Turkish Law does not prescribe any specific rules regarding whistleblowing. Nonetheless, there are several rights and obligations prescribed under Turkish Law that may apply to whistleblowing cases. As per the Turkish Labor Law dated, June 10, 2013 and numbered 4557, an employer shall not terminate the labor contract entered into with an employee who files a complaint against an employer with regards to its obligations and rights stipulated under a legislation or the employment contract to competent administrative or judicial authorities.
In connection with the abovementioned provisions, as per the Turkish Criminal Code dated October 12, 2004 and numbered 5237, people who have witnessed or have the knowledge of a criminal offences which are currently in progress must report such offences to the Public Prosecutor’s Office, lack of compliance would result in criminal liability. In addition, failure to report an offence is punishable by imprisonment up to one year. Employee in question may also benefit from leniency provisions if the criminal offence is reported to relevant authorities.
Notwithstanding the foregoing, Turkish legislation does not establish a proper framework for whistleblowing for employees and other related parties to benefit. However with the proposed European Union Directive adopted by the European Council on 12th March 2019 for the protection of whistleblowers (“Directive”) things may change as Turkey is currently negotiating its accession to the European Union.

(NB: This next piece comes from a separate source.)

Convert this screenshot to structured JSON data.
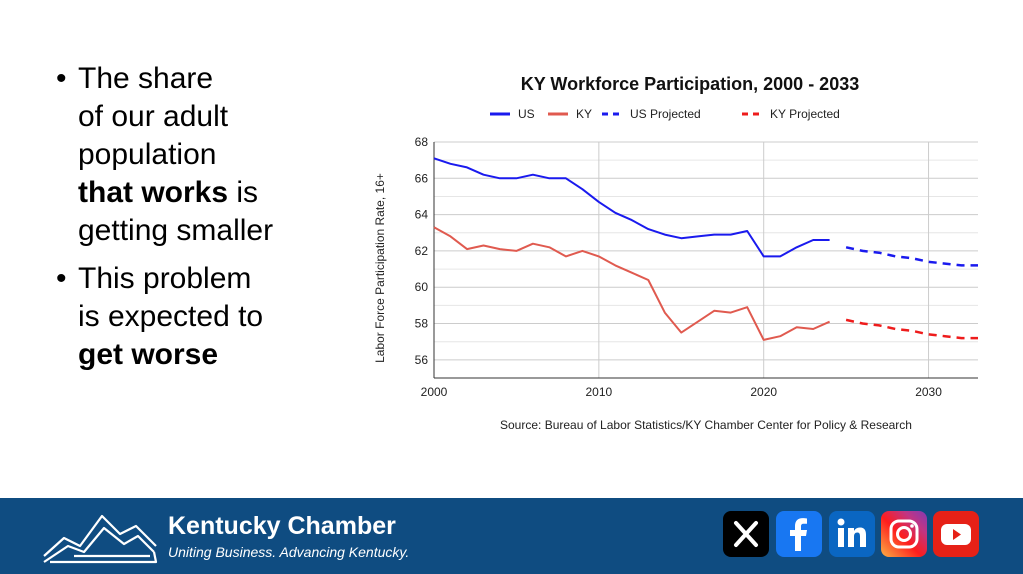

The Directive and What It may Bring?
European Union does not offer a unified whistleblowing legislation and the current whistleblower legislations across EU member states constitute a fragmented legislative structure. Such legislative structure may have a negative impact on the functioning of EU policies especially when it comes to the members states that does not have any specific whistleblowing legislation. In addition, at EU level, whistleblower protections are offered to specific sectors.As such, whistleblowers working in sectors that lack whistleblowing protections are not properly protected against retaliation by the employer that may be committing a criminal offence.

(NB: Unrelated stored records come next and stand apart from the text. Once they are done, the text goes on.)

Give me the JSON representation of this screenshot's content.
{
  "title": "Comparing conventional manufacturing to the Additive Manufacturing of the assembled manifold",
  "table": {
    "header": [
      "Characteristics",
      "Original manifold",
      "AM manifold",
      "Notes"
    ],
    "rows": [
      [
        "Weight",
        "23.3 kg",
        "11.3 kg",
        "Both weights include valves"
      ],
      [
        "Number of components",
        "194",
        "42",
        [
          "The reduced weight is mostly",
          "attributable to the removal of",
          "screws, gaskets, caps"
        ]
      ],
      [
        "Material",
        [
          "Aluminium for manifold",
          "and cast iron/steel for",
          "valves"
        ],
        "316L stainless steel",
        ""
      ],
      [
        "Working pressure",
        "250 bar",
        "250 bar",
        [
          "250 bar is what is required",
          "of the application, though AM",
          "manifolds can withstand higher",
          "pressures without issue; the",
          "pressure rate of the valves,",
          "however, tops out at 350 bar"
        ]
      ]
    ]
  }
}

The aim of the Directive is:
- Freedom of expression and right of information: Insufficient protection against the possible actions against the whistleblower have an adverse effect on freedom of expression as well as the public’s right to access information and media freedom. Protection of whistleblowers means that information related with the public interest would be easier to disclose to media.
- Protecting the employee against a possible employment termination: a higher level of whistleblower protection will be secured by establishing reporting channels and improving protection against a possible retaliation in the work-related context by the employee.
- Protection of private life, personal data, healthcare, environment, consumer good administration: The proposal may lead to an increase in the detection and prevention of breaches.
Reporting channels have a prominent role in whistleblowing. Therefore, establishing proper reporting channels for whistleblowing is important. As per the Directive, Companies that employ more than fifty (50) employees, companies with an annual business turnover or annual balance sheet total of EUR 10 million or more, companies that provide financial services or companies that are vulnerable to money laundering and terrorist financing are obliged to set up channels and procedures for whistleblowers to report safely. Public bodies are also obliged to set up channels with some exceptions exist especially for the municipalities with smaller populations. Member states shall also establish external reporting channels in accordance with the Directive.
Whistleblower retaliation is another important subject that is addressed in the Directive. In accordance with the Directive, EU member states shall take the necessary measures to protect the whistleblower against actions including but not limited to: termination of the employment, demotion, withholding of training, negative performance assessment and failure to convert a temporary employment contract into a permanent one. Whistleblower may use or disclosure of a trade secret a company for the purpose of revealing misconduct, wrongdoing or illegal activity, provided that general public interest exists for such disclosure.
Moreover, the Directive also stipulates reporting procedures that the whistleblower may follow. The Directive envisages three-tiered system. As such, whistleblower shall first contact reporting channels that collects reports. Subsequent to a three month period with no response from internal reporting framework, whistleblower can refer to a competent national authority. The press and civil society come as a last resort if the second tier is insufficient. As per the Directive, whistleblowers may resort to the external channels, competent authorizes depending on the individual circumstances of the whistleblower and also media. The Directive also softens the rules regarding public reporting as it puts less burden on the whistleblower as reasonable belief of wrongdoing shall be sufficient unless proven otherwise.
Following the adoption of the Directive, member states shall have the obligation to comply with the directive in two (2) years. This may also encourage Turkish lawmakers to adopt similar rules to protect whistleblowers especially the reporting employees. The scope of the Directive is not yet clear and may affect the EU companies and citizens currently doing business in Turkey. As a result, Turkey may be obliged to draft its own whistleblowing legislation in relation with the Directive.